In an opinion column published in today’s Financial Times, Paulson said former Securities and Exchange Commission chairman Levitt and former SEC chief accountant Nicolaisen would co-chair a group that would offer a public forum to investors, advocates, and companies to “present a wide range of views, engage in informed debate and provide recommendations.” The effort by Treasury reflects Paulson’s concern that, even as the Sarbanes-Oxley Act of 2002 improved the integrity of financial reporting, “new challenges arose,” including shrinkage in the number of major accounting firms that raised “legitimate questions about the sustainability of the auditing profession’s business model.”
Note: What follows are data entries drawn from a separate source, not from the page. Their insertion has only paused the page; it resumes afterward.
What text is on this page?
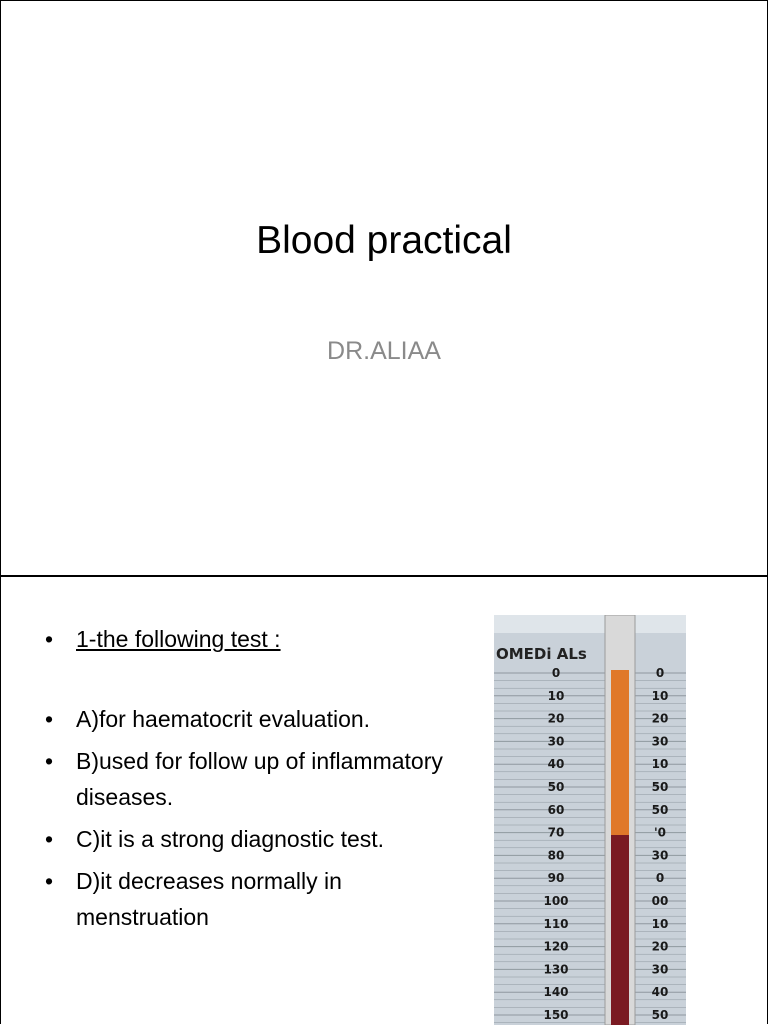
Blood practical
DR.ALIAA
• 1-the following test :
• A)for haematocrit evaluation.
• B)used for follow up of inflammatory diseases.
• C)it is a strong diagnostic test.
• D)it decreases normally in menstruation
OMEDi ALs
0
10
20
30
40
50
60
70
80
90
100
110
120
130
140
150
0
10
20
30
10
50
50
'0
30
0
00
10
20
30
40
50
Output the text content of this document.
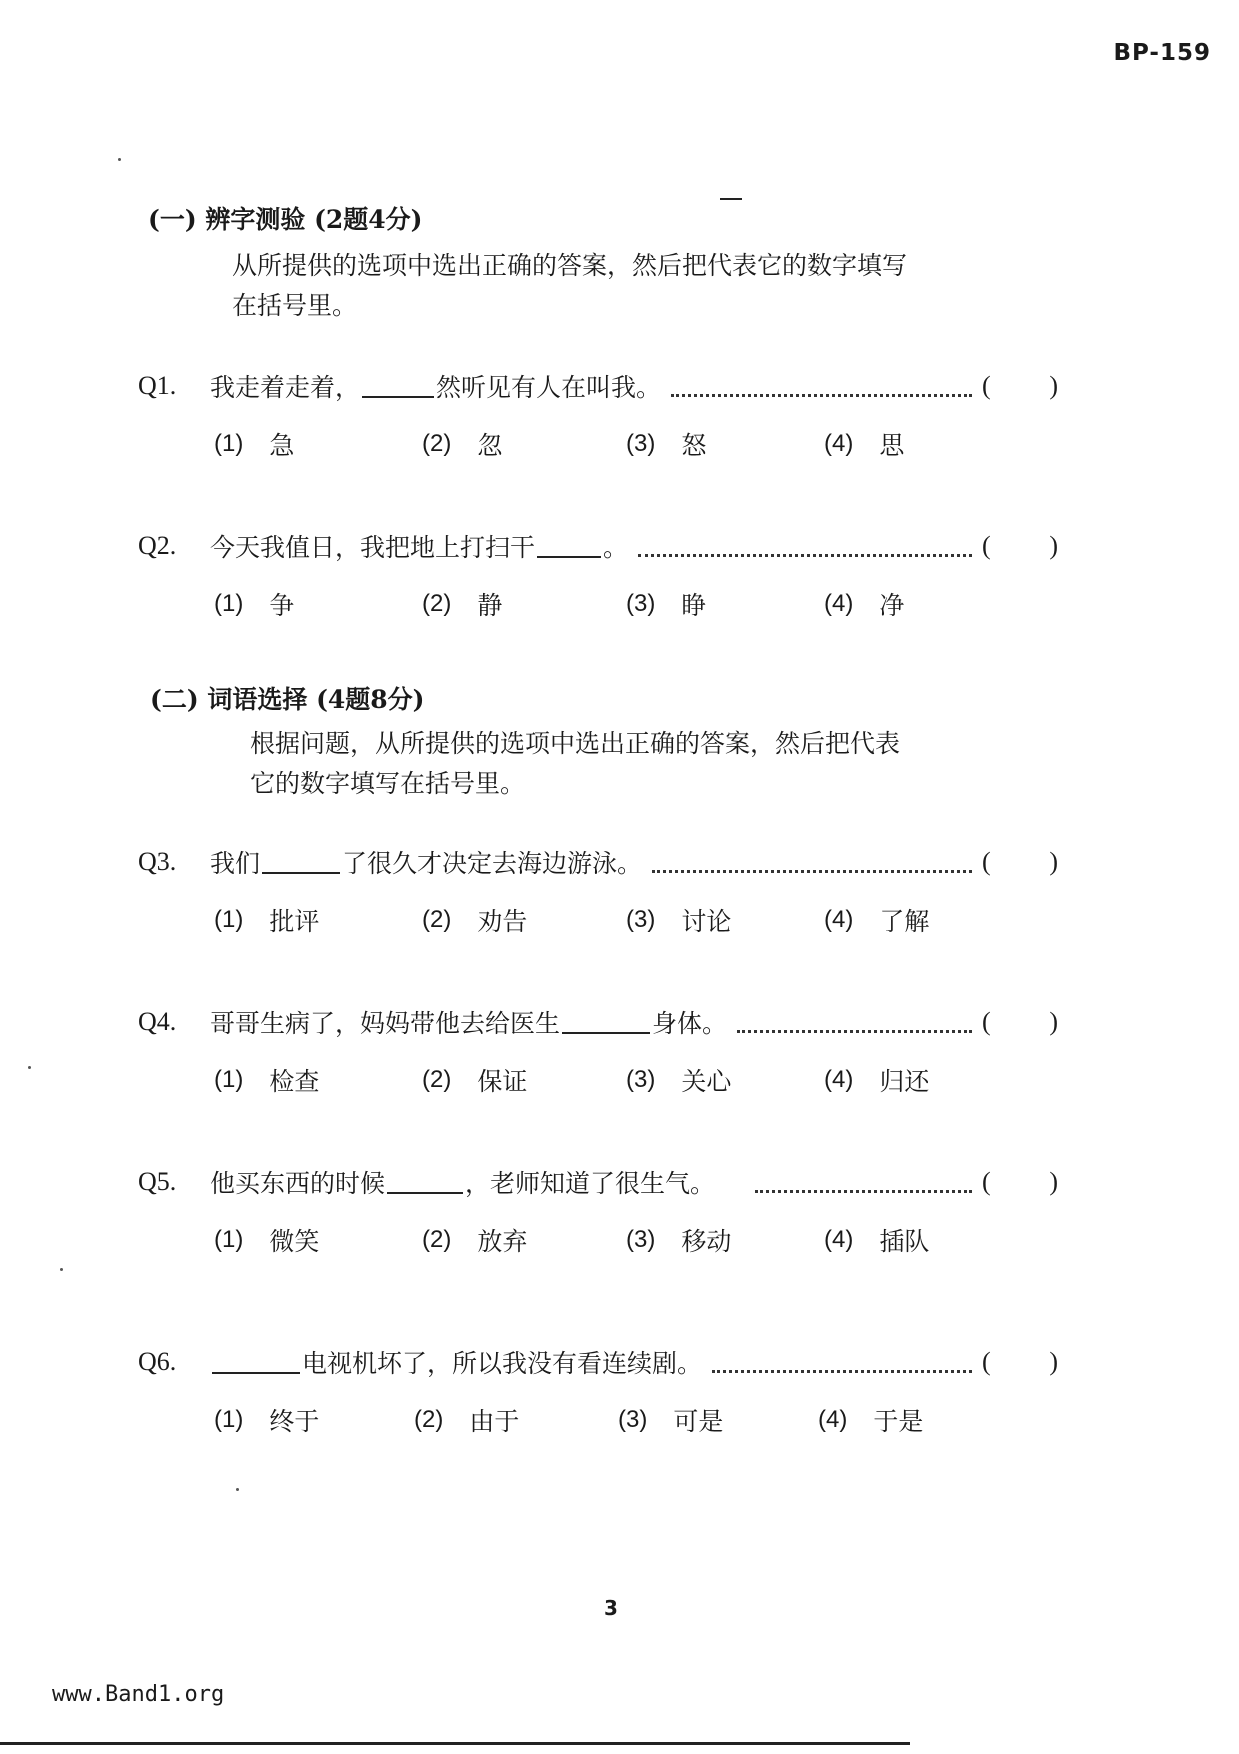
BP-159
(一) 辨字测验 (2题4分)
从所提供的选项中选出正确的答案，然后把代表它的数字填写
在括号里。
Q1.	我走着走着，	然听见有人在叫我。	( )
(1) 急	(2) 忽	(3) 怒	(4) 思
Q2.	今天我值日，我把地上打扫干	。	( )
(1) 争	(2) 静	(3) 睁	(4) 净
(二) 词语选择 (4题8分)
根据问题，从所提供的选项中选出正确的答案，然后把代表
它的数字填写在括号里。
Q3.	我们	了很久才决定去海边游泳。	( )
(1) 批评	(2) 劝告	(3) 讨论	(4) 了解
Q4.	哥哥生病了，妈妈带他去给医生	身体。	( )
(1) 检查	(2) 保证	(3) 关心	(4) 归还
Q5.	他买东西的时候	，老师知道了很生气。	( )
(1) 微笑	(2) 放弃	(3) 移动	(4) 插队
Q6.	电视机坏了，所以我没有看连续剧。	( )
(1) 终于	(2) 由于	(3) 可是	(4) 于是
3
www.Band1.org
Said Paulson, a former Goldman Sachs chief: “A strong auditing profession is essential for a well-functioning reporting system. The auditor’s role is key: to examine financial statements and express an opinion that conveys reasonable, but not absolute, assurance as to the truth and fairness of those statements.”
He added, “Our capital markets are the best in the world and so is our financial reporting system. We must work to keep them that way.” Paulson characterized the appointment of Levitt and Nicolaisen to head the new committee as one of “several important steps to ensure we preserve an efficient financial reporting system that provides reliable information, is supported by a sustainable auditing industry, and has enhanced compatibility with foreign reporting standards.”
The other steps, he said, involved Treasury’s commissioning of a study of the sharp rise in financial restatements by corporations, which Paulson said reflect the increasing complexity of the financial reporting system. A third action by the department, he said, would involve taking further steps, which the secretary did not identify, to move toward international accounting standards.